Your 2026 paid leave roadmap
You do not need to memorize every statute. You need a repeatable process. Here is the short version we walk clients through, and it works whether you have fifty employees or five hundred, with a deeper checklist in our compliance resource hub.
- Map your people. Pull a current list of work locations, including remote employees who moved. This single list drives every other step, and building a simple policy that asks employees to report a move keeps your records accurate.
- Match locations to live programs. Flag any state with a new or expanded 2026 program: Minnesota and Delaware are live now, Maine arrives in May, and several existing states changed benefit levels or eligibility.
- Confirm payroll contributions and rates. Premiums and rates shifted in several states this year, so verify your payroll system reflects the 2026 figures using our MPHR payroll configuration overview.
- Refresh notices and policies. Some states require employee notification on a deadline, so update your handbook and leave policies to reflect the new covered reasons and broader definitions of family.
- Set a recurring review. This is not a one-time project; new programs are already scheduled for future years, so a quarterly check keeps you ahead instead of catching up.

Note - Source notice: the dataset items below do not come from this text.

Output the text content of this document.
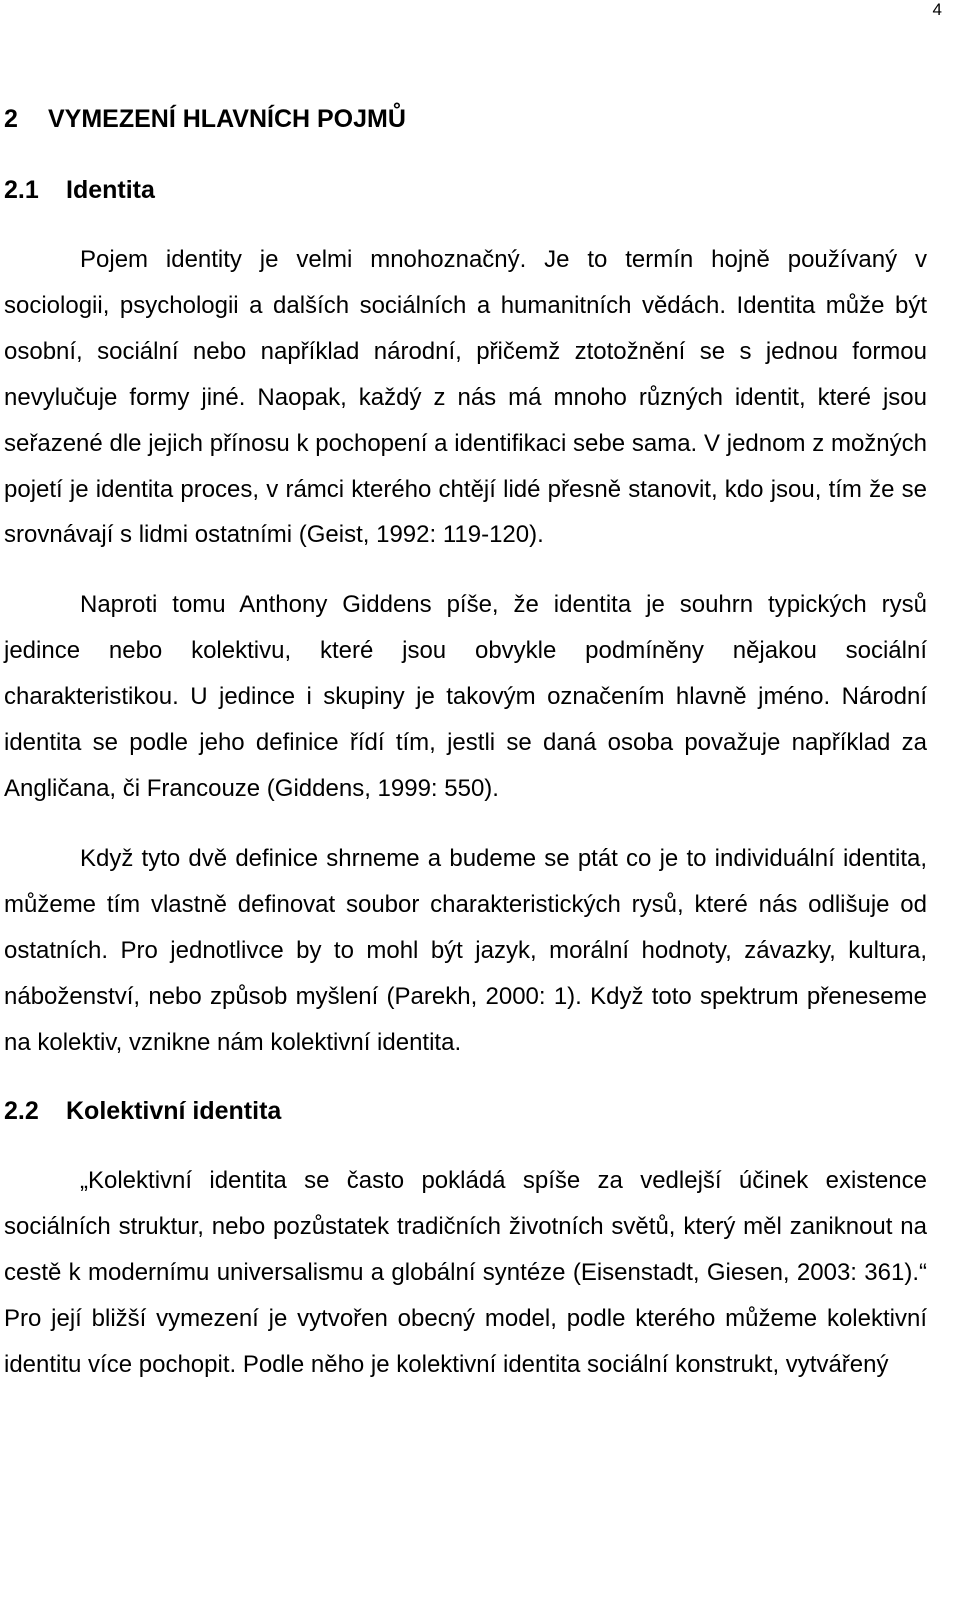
4
2 VYMEZENÍ HLAVNÍCH POJMŮ
2.1 Identita

Pojem identity je velmi mnohoznačný. Je to termín hojně používaný v sociologii, psychologii a dalších sociálních a humanitních vědách. Identita může být osobní, sociální nebo například národní, přičemž ztotožnění se s jednou formou nevylučuje formy jiné. Naopak, každý z nás má mnoho různých identit, které jsou seřazené dle jejich přínosu k pochopení a identifikaci sebe sama. V jednom z možných pojetí je identita proces, v rámci kterého chtějí lidé přesně stanovit, kdo jsou, tím že se srovnávají s lidmi ostatními (Geist, 1992: 119-120).

Naproti tomu Anthony Giddens píše, že identita je souhrn typických rysů jedince nebo kolektivu, které jsou obvykle podmíněny nějakou sociální charakteristikou. U jedince i skupiny je takovým označením hlavně jméno. Národní identita se podle jeho definice řídí tím, jestli se daná osoba považuje například za Angličana, či Francouze (Giddens, 1999: 550).

Když tyto dvě definice shrneme a budeme se ptát co je to individuální identita, můžeme tím vlastně definovat soubor charakteristických rysů, které nás odlišuje od ostatních. Pro jednotlivce by to mohl být jazyk, morální hodnoty, závazky, kultura, náboženství, nebo způsob myšlení (Parekh, 2000: 1). Když toto spektrum přeneseme na kolektiv, vznikne nám kolektivní identita.

2.2 Kolektivní identita

„Kolektivní identita se často pokládá spíše za vedlejší účinek existence sociálních struktur, nebo pozůstatek tradičních životních světů, který měl zaniknout na cestě k modernímu universalismu a globální syntéze (Eisenstadt, Giesen, 2003: 361).“ Pro její bližší vymezení je vytvořen obecný model, podle kterého můžeme kolektivní identitu více pochopit. Podle něho je kolektivní identita sociální konstrukt, vytvářený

Where a good HCM setup carries the weight
Here is the honest truth: tracking accrual, applying the right state rules, generating required notices, and keeping clean location records by hand is where mid-sized teams burn out. A well-configured HCM platform can carry most of that load, automating accrual and contributions, applying the correct rules by work location, and giving you one place to see leave across every state you operate in, which is exactly the kind of setup we handle.
That is the part we care about most. Our clients tend to stay because the setup simply holds up: we maintain a 100% on-time implementation record and a 96% client retention rate, and when something does come up, a real person answers, so you can always reach our team. Paid leave compliance should feel like a system that runs quietly in the background, not a fire drill every January.
You are not behind, and you are not alone in finding this complicated; it genuinely is. The teams that handle it well are simply the ones who mapped their people, matched the programs, and built a process they can repeat, which is the same momentum that has more workers than ever gaining paid leave in 2026. Start with the location list. Everything else follows from there.